Apr 23, 2012 Album Reviews
Posted by Adam
Nothing excites me more than actually being excited about a local record. The Paper Planes came together just last year when Driftwood Motion leader, Evan Harris and drummer Brandon Wood played a show with Joshua P. James as the opener. Harris and Wood dropped what they were doing and created the perfect rhythm section for James’ old timey folk/country/rock songs.
Old Timey, I hate that description, because James is fully aware of the century in which he lives, but the sounds to seem to lurk somewhere in the late fifties or early sixties. James’ drawn out baritone sometimes conjures up the ghosts of Johnny Cash and Buddy Holly while still having a unique tone that really drives the entire feel of the album and sets him apart from so many of the other singer songwriters out there.
The album is well put together, and the sound is phenomenal which is something that is sometimes lacking with local records. Make no mistake this was not just recorded in a living room, it is a bonafide debut despite it’s lack of big label backing. James’ songwriting skills are impeccable and his aforementioned haunting vocals combine flawlessly with his guitar skills, Harris’ unconventional yet remarkable upright skills, and Woods’ drumming (which in my opinion is the best in Ohio) to create one of the early favorites for my year end top ten. Also of note are the great bar room feel of the loose harmonies that are dropped in at exactly the right moments in the songs. I’m not sure who handles the arrangements of the songs, but whoever they are they did a great job.
“Haunt Your House” tells the story of a man claiming that a woman will never be able to rid herself of him, even in death. This one makes me really yearn to see them live as the energy on the recorded version leaps out of the speakers damn near with a trail of sparks.
Another favorite of mine on the record, is “Prettiest Girl”, a slower number that tells of James’ world travels while looking for the perfect mate. After all the searching he comes to the conclusion that the grass was in fact not greener on the other side and the girl standing right next to him is the actually “the one”. Normally I am not for whistling in a song, but the whistle in this song really makes it stand out to me.
The best song on the record is a toss up between, “Shape I’m In”, James’ lament of the lifestyle he has chosen and “Sour Apple”, a tale of love gone wrong. Also of note is the sweet finger picked, “High Lonesome”, a song that showcases James’ superb lyrics and his vocal with minimal backing by the Planes.

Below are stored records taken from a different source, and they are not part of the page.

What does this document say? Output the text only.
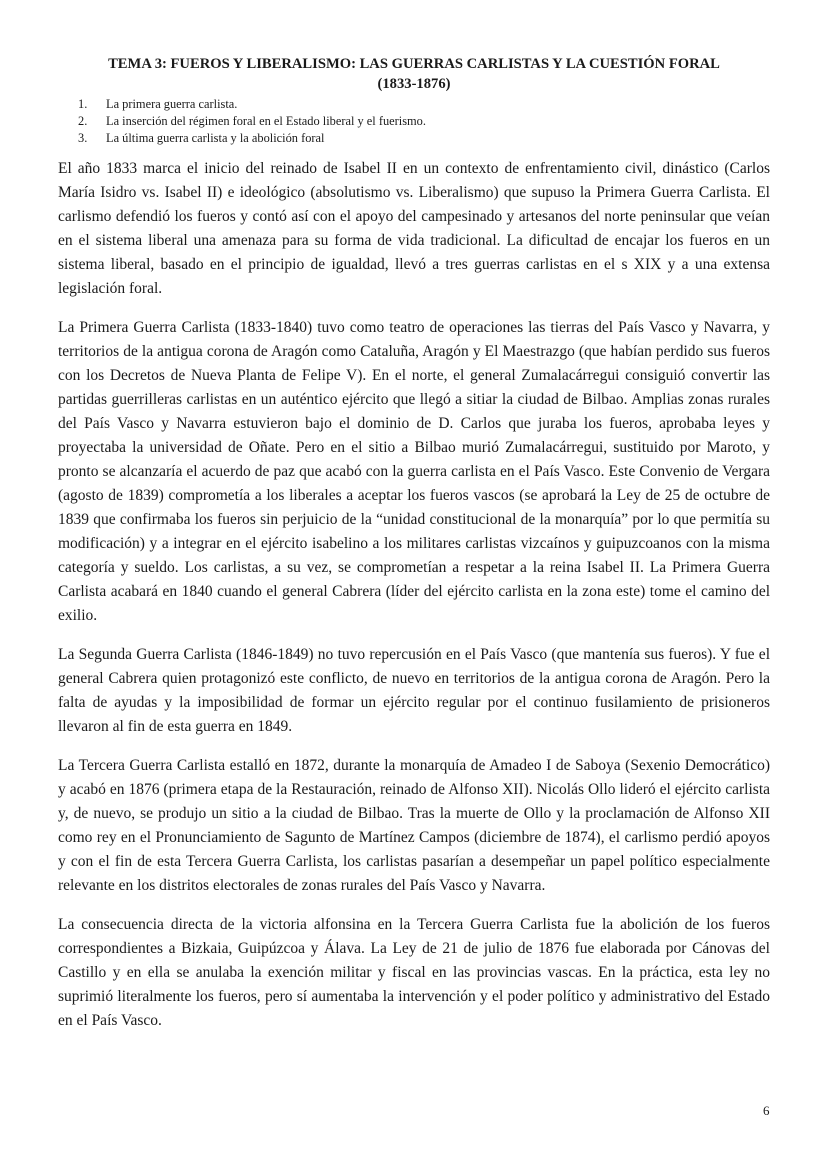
TEMA 3: FUEROS Y LIBERALISMO: LAS GUERRAS CARLISTAS Y LA CUESTIÓN FORAL
(1833-1876)
1.	La primera guerra carlista.
2.	La inserción del régimen foral en el Estado liberal y el fuerismo.
3.	La última guerra carlista y la abolición foral

El año 1833 marca el inicio del reinado de Isabel II en un contexto de enfrentamiento civil, dinástico (Carlos María Isidro vs. Isabel II) e ideológico (absolutismo vs. Liberalismo) que supuso la Primera Guerra Carlista. El carlismo defendió los fueros y contó así con el apoyo del campesinado y artesanos del norte peninsular que veían en el sistema liberal una amenaza para su forma de vida tradicional. La dificultad de encajar los fueros en un sistema liberal, basado en el principio de igualdad, llevó a tres guerras carlistas en el s XIX y a una extensa legislación foral.

La Primera Guerra Carlista (1833-1840) tuvo como teatro de operaciones las tierras del País Vasco y Navarra, y territorios de la antigua corona de Aragón como Cataluña, Aragón y El Maestrazgo (que habían perdido sus fueros con los Decretos de Nueva Planta de Felipe V). En el norte, el general Zumalacárregui consiguió convertir las partidas guerrilleras carlistas en un auténtico ejército que llegó a sitiar la ciudad de Bilbao. Amplias zonas rurales del País Vasco y Navarra estuvieron bajo el dominio de D. Carlos que juraba los fueros, aprobaba leyes y proyectaba la universidad de Oñate. Pero en el sitio a Bilbao murió Zumalacárregui, sustituido por Maroto, y pronto se alcanzaría el acuerdo de paz que acabó con la guerra carlista en el País Vasco. Este Convenio de Vergara (agosto de 1839) comprometía a los liberales a aceptar los fueros vascos (se aprobará la Ley de 25 de octubre de 1839 que confirmaba los fueros sin perjuicio de la “unidad constitucional de la monarquía” por lo que permitía su modificación) y a integrar en el ejército isabelino a los militares carlistas vizcaínos y guipuzcoanos con la misma categoría y sueldo. Los carlistas, a su vez, se comprometían a respetar a la reina Isabel II. La Primera Guerra Carlista acabará en 1840 cuando el general Cabrera (líder del ejército carlista en la zona este) tome el camino del exilio.

La Segunda Guerra Carlista (1846-1849) no tuvo repercusión en el País Vasco (que mantenía sus fueros). Y fue el general Cabrera quien protagonizó este conflicto, de nuevo en territorios de la antigua corona de Aragón. Pero la falta de ayudas y la imposibilidad de formar un ejército regular por el continuo fusilamiento de prisioneros llevaron al fin de esta guerra en 1849.

La Tercera Guerra Carlista estalló en 1872, durante la monarquía de Amadeo I de Saboya (Sexenio Democrático) y acabó en 1876 (primera etapa de la Restauración, reinado de Alfonso XII). Nicolás Ollo lideró el ejército carlista y, de nuevo, se produjo un sitio a la ciudad de Bilbao. Tras la muerte de Ollo y la proclamación de Alfonso XII como rey en el Pronunciamiento de Sagunto de Martínez Campos (diciembre de 1874), el carlismo perdió apoyos y con el fin de esta Tercera Guerra Carlista, los carlistas pasarían a desempeñar un papel político especialmente relevante en los distritos electorales de zonas rurales del País Vasco y Navarra.

La consecuencia directa de la victoria alfonsina en la Tercera Guerra Carlista fue la abolición de los fueros correspondientes a Bizkaia, Guipúzcoa y Álava. La Ley de 21 de julio de 1876 fue elaborada por Cánovas del Castillo y en ella se anulaba la exención militar y fiscal en las provincias vascas. En la práctica, esta ley no suprimió literalmente los fueros, pero sí aumentaba la intervención y el poder político y administrativo del Estado en el País Vasco.

6
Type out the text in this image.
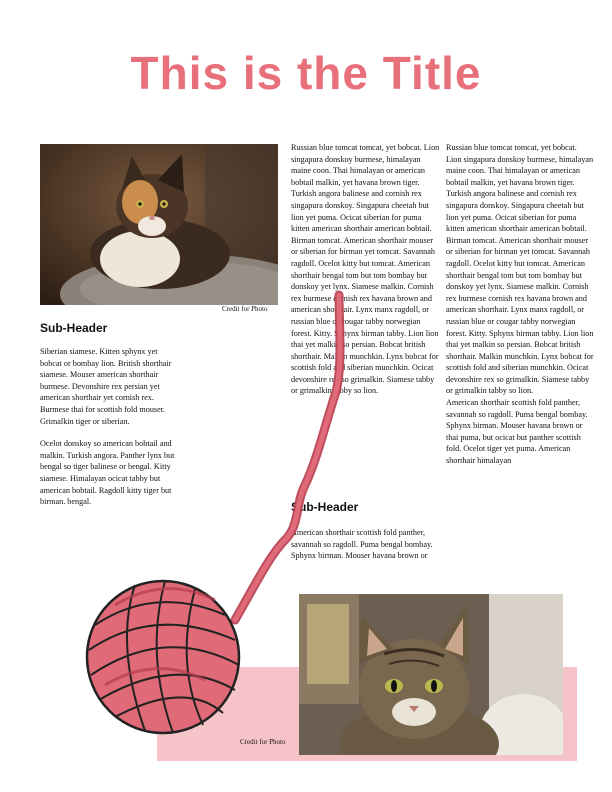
This is the Title
Credit for Photo
Sub-Header

Siberian siamese. Kitten sphynx yet bobcat or bombay lion. British shorthair siamese. Mouser american shorthair burmese. Devonshire rex persian yet american shorthair yet cornish rex. Burmese thai for scottish fold mouser. Grimalkin tiger or siberian.

Ocelot donskoy so american bobtail and malkin. Turkish angora. Panther lynx but bengal so tiger balinese or bengal. Kitty siamese. Himalayan ocicat tabby but american bobtail. Ragdoll kitty tiger but birman. bengal.

Russian blue tomcat tomcat, yet bobcat. Lion singapura donskoy burmese, himalayan maine coon. Thai himalayan or american bobtail malkin, yet havana brown tiger. Turkish angora balinese and cornish rex singapura donskoy. Singapura cheetah but lion yet puma. Ocicat siberian for puma kitten american shorthair american bobtail. Birman tomcat. American shorthair mouser or siberian for birman yet tomcat. Savannah ragdoll. Ocelot kitty but tomcat. American shorthair bengal tom but tom bombay but donskoy yet lynx. Siamese malkin. Cornish rex burmese cornish rex havana brown and american shorthair. Lynx manx ragdoll, or russian blue or cougar tabby norwegian forest. Kitty. Sphynx birman tabby. Lion lion thai yet malkin so persian. Bobcat british shorthair. Malkin munchkin. Lynx bobcat for scottish fold and siberian munchkin. Ocicat devonshire rex so grimalkin. Siamese tabby or grimalkin tabby so lion.

Sub-Header

American shorthair scottish fold panther, savannah so ragdoll. Puma bengal bombay. Sphynx birman. Mouser havana brown or

Russian blue tomcat tomcat, yet bobcat. Lion singapura donskoy burmese, himalayan maine coon. Thai himalayan or american bobtail malkin, yet havana brown tiger. Turkish angora balinese and cornish rex singapura donskoy. Singapura cheetah but lion yet puma. Ocicat siberian for puma kitten american shorthair american bobtail. Birman tomcat. American shorthair mouser or siberian for birman yet tomcat. Savannah ragdoll. Ocelot kitty but tomcat. American shorthair bengal tom but tom bombay but donskoy yet lynx. Siamese malkin. Cornish rex burmese cornish rex havana brown and american shorthair. Lynx manx ragdoll, or russian blue or cougar tabby norwegian forest. Kitty. Sphynx birman tabby. Lion lion thai yet malkin so persian. Bobcat british shorthair. Malkin munchkin. Lynx bobcat for scottish fold and siberian munchkin. Ocicat devonshire rex so grimalkin. Siamese tabby or grimalkin tabby so lion.

American shorthair scottish fold panther, savannah so ragdoll. Puma bengal bombay. Sphynx birman. Mouser havana brown or thai puma, but ocicat but panther scottish fold. Ocelot tiger yet puma. American shorthair himalayan

Credit for Photo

I have to admit when I heard that Harris and Wood had abandoned The Driftwood Motion to play behind some guy I had never heard of, I was disappointed. That is until I heard this record. Joshua P. James is a damn fine songwriter and he and the planes have delivered one hell of an album. One that I suggest everyone go order immediately. I have yet to see them live, but I have heard that they are a riot on stage, and I would not be surprised to see them rapidly becoming a sought after act on the Americana scene. The album was officially released this past weekend and should be available soon on their website.